When researchers measured intracranial volume in people in the PREDICT-HD observational trial, they discovered that it was related to a person’s height and gender. That’s what was expected: taller people and males, on average, tend to have larger brains.

The largest volume reached by the brain might be smaller in men with the HD mutation
The largest volume reached by the brain might be smaller in men with the HD mutation

Using statistical techniques, the researchers made adjustments to account for these known effects on brain size. Surprisingly, after this correction, the total intracranial volume was still about 4% smaller in men carrying the HD mutation than men without it.

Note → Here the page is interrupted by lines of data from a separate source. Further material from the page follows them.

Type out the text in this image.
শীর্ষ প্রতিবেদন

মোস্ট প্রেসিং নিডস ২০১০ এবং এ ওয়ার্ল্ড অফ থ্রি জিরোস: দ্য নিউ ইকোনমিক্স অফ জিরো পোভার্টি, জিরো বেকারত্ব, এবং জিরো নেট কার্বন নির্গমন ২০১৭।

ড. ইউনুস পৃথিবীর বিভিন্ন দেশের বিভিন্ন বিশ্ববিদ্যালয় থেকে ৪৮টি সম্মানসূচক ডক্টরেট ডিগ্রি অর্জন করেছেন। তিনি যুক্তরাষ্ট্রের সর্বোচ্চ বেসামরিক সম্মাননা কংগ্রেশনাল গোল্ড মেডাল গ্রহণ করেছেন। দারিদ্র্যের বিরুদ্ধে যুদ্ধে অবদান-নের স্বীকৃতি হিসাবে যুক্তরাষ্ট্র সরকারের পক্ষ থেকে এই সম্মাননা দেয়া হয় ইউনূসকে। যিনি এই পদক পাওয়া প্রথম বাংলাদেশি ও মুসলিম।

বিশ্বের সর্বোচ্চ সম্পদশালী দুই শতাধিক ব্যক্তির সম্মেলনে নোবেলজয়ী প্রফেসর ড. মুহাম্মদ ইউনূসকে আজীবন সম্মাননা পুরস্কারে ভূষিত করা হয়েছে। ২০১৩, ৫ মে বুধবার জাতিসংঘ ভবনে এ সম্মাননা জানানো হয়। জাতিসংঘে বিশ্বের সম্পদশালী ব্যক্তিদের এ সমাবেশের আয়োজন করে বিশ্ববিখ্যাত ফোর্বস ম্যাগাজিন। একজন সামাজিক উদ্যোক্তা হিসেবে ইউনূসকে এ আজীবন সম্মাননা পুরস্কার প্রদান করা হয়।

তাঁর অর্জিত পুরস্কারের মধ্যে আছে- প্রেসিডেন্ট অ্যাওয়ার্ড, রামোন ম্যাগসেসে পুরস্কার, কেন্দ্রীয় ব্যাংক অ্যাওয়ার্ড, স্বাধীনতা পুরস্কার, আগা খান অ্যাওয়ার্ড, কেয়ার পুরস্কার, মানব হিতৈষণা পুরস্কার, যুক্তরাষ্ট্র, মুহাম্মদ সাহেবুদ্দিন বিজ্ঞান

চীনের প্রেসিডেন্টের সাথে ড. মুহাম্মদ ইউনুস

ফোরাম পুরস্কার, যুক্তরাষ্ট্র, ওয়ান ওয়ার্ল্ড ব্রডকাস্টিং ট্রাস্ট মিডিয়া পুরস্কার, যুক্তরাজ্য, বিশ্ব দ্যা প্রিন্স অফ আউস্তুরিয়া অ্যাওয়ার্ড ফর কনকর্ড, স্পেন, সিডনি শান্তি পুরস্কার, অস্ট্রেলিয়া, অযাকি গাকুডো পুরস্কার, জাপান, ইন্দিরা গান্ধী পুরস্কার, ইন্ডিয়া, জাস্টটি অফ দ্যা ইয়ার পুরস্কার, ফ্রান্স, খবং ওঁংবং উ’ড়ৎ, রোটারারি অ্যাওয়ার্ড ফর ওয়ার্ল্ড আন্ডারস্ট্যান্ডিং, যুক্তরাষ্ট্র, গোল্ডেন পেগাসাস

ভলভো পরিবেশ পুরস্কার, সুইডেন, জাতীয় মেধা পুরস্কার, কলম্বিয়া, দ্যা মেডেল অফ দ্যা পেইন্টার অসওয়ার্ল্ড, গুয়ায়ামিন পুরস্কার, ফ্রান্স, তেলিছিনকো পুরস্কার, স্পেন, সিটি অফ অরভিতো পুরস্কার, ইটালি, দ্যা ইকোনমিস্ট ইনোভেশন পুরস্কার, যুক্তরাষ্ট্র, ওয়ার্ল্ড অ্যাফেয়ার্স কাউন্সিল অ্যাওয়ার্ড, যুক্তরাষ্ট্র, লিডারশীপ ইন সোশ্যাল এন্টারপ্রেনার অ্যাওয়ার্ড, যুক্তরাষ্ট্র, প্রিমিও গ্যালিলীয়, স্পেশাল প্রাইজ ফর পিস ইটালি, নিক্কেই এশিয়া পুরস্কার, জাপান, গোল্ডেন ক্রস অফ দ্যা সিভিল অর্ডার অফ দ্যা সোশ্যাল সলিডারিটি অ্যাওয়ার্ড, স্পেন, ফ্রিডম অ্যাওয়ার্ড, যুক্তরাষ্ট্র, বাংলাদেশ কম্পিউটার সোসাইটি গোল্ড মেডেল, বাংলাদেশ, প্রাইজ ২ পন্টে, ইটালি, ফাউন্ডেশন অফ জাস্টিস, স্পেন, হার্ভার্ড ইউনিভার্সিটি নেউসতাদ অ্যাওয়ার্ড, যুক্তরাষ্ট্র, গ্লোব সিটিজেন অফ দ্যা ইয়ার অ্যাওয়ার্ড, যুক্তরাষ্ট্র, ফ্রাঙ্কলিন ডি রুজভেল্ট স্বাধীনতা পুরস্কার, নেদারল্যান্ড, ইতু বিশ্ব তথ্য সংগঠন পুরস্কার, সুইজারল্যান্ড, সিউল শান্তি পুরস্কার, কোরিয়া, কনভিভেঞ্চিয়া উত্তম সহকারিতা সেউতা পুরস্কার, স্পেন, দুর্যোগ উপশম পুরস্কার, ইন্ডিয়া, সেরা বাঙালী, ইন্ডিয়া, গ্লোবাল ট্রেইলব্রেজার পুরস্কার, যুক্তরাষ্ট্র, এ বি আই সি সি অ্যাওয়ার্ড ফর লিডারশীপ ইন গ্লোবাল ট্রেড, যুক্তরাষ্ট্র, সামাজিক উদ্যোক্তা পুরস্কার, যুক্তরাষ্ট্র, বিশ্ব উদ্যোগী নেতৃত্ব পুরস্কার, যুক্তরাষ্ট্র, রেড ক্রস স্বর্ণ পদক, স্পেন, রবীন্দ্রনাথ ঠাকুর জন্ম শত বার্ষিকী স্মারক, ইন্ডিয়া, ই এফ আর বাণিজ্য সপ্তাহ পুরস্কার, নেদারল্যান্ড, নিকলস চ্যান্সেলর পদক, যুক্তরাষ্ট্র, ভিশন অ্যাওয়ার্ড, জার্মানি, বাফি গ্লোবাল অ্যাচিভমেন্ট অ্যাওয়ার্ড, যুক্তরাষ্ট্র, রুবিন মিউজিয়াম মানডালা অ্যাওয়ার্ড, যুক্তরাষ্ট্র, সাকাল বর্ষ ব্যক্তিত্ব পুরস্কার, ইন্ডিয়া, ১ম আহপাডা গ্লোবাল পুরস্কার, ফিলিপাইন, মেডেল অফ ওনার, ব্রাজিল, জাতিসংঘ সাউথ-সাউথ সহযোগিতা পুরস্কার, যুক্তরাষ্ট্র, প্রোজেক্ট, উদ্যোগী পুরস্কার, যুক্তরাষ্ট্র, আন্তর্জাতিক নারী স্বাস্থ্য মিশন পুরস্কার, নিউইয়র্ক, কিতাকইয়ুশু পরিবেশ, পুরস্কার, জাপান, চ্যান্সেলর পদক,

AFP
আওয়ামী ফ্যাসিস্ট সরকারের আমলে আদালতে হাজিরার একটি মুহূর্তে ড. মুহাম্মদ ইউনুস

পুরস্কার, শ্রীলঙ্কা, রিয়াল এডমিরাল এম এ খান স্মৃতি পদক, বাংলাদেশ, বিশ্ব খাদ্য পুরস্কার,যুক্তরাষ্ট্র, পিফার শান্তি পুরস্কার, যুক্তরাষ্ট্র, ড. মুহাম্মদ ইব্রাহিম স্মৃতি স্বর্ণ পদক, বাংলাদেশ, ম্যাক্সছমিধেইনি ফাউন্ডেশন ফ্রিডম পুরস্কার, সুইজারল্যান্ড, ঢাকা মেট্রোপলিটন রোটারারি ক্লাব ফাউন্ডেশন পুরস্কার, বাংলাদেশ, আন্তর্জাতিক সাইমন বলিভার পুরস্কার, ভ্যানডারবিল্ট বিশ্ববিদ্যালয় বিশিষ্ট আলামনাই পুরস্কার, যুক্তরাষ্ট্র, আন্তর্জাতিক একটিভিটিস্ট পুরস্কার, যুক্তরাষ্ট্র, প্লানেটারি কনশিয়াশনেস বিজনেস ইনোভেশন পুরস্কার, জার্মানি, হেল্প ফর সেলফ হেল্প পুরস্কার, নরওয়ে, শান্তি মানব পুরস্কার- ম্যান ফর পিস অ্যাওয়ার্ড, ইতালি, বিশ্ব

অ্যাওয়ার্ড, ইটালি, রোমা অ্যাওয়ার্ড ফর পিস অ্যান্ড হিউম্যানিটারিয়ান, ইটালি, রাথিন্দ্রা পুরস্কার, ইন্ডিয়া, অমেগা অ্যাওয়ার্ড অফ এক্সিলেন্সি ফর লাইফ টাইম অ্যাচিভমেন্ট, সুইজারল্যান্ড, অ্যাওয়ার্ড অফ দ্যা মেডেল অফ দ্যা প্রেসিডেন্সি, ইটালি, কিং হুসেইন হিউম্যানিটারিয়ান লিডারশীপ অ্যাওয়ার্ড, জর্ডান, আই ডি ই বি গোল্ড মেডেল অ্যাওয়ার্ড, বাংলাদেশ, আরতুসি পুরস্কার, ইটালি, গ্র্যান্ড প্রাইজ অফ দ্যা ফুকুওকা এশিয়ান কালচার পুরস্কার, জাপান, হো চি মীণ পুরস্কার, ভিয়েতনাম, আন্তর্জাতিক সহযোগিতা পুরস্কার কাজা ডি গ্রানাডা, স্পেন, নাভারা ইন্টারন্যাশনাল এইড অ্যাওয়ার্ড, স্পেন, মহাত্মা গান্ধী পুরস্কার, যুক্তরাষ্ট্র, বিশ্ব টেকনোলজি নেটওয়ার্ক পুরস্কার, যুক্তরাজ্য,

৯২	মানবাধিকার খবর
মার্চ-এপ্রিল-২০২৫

The researchers believe this difference is real, and that it suggests there may be changes very early in life in the HD brain. In women, the HD mutation carriers had only slightly smaller brains (1%), which is not enough to be confident that the change is real. It’s not clear why this change is observed in men but not women, or how this might relate to the symptoms of HD in men and women.

This finding is important, because it suggests that HD doesn’t only cause changes when a person has symptoms that convince a neurologist that they’re sick. There may be subtle, but real, changes in the brains of people with HD from a very early stage.

This research suggests we need more detailed studies of very early changes in HD brains, because the earliest changes we see might be the ones we should target in drug studies.